Born to a 14 year-old mother, she grew up without a father and battled drug addictions and a bad taste in men much of her life. And yet, it was precisely these battles that served as the fodder for her soulful, rich music. You can’t have soul without the requisite suffering to go with it, and Ms. James had plenty of both. So I’ve been playing her music all day as a tribute to the musical titan she was.

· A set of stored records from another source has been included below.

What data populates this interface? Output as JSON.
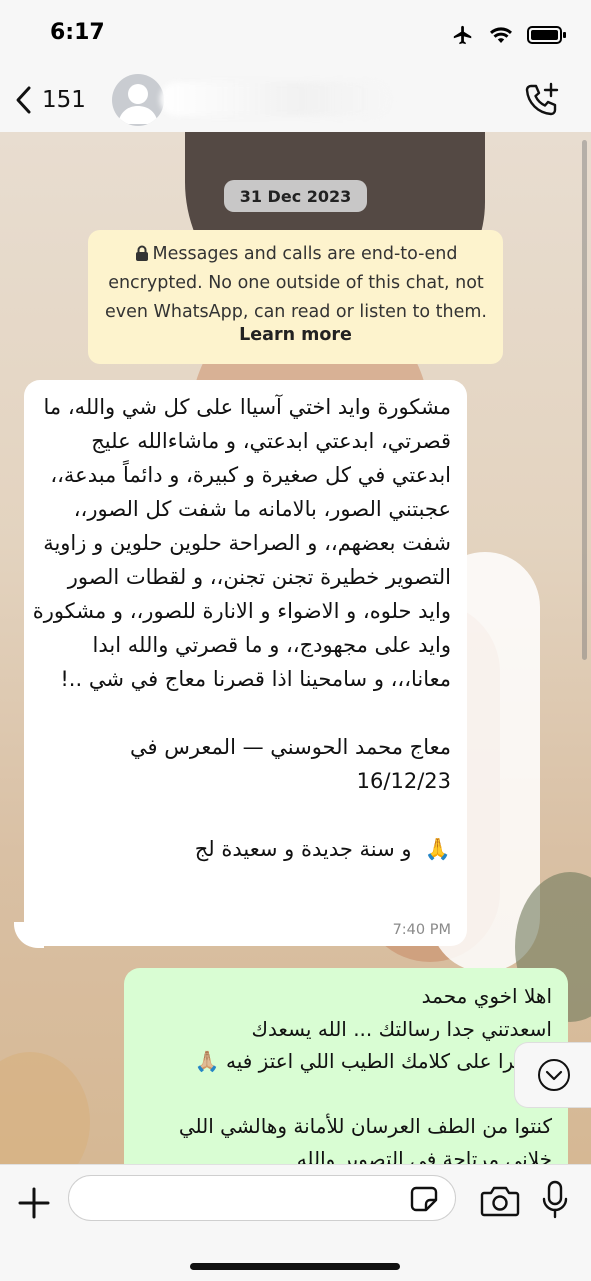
{
  "status_bar": {
    "time": "6:17",
    "icons": [
      "airplane-icon",
      "wifi-icon",
      "battery-icon"
    ]
  },
  "header": {
    "back_count": "151",
    "icons": [
      "chevron-left-icon",
      "avatar-icon",
      "phone-add-icon"
    ]
  },
  "chat": {
    "date": "31 Dec 2023",
    "encryption": {
      "text": "Messages and calls are end-to-end encrypted. No one outside of this chat, not even WhatsApp, can read or listen to them.",
      "link": "Learn more"
    },
    "incoming": {
      "text": "مشكورة وايد اختي آسياا على كل شي والله، ما قصرتي، ابدعتي ابدعتي، و ماشاءالله عليج ابدعتي في كل صغيرة و كبيرة، و دائماً مبدعة،، عجبتني الصور، بالامانه ما شفت كل الصور،، شفت بعضهم،، و الصراحة حلوين حلوين و زاوية التصوير خطيرة تجنن تجنن،، و لقطات الصور وايد حلوه، و الاضواء و الانارة للصور،، و مشكورة وايد على مجهودج،، و ما قصرتي والله ابدا معانا،،، و سامحينا اذا قصرنا معاج في شي ..!\n\nمعاج محمد الحوسني — المعرس في 16/12/23\n\n🙏  و سنة جديدة و سعيدة لج",
      "time": "7:40 PM"
    },
    "outgoing": {
      "text": "اهلا اخوي محمد\nاسعدتني جدا رسالتك ... الله يسعدك\nوشكرا على كلامك الطيب اللي اعتز فيه 🙏🏼\n\nكنتوا من الطف العرسان للأمانة وهالشي اللي\nخلاني مرتاحة في التصوير والله"
    }
  },
  "input": {
    "placeholder": "",
    "icons": [
      "plus-icon",
      "sticker-icon",
      "camera-icon",
      "microphone-icon"
    ]
  },
  "colors": {
    "incoming_bubble": "#ffffff",
    "outgoing_bubble": "#d9fdd3",
    "encryption_notice": "#fdf3cd",
    "bar_background": "#f7f7f7"
  }
}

Ms. James, as one of your fans I’m glad to be able to say that for no obvious reason other than it felt like the right thing to do, I pulled one of your albums from its sleeve and let your music fill the air in my home last night, just as you were preparing to say good bye. So may you take comfort and happiness in knowing that just before you left us and your death made the news, some random fan in Pasadena let you serenade your way out of here, and that you sounded really, really good, and that your life and light were speaking their way into another kindred soul. You’ve been a good companion, ma’am, and always will be. Godspeed, Etta James. And thanks.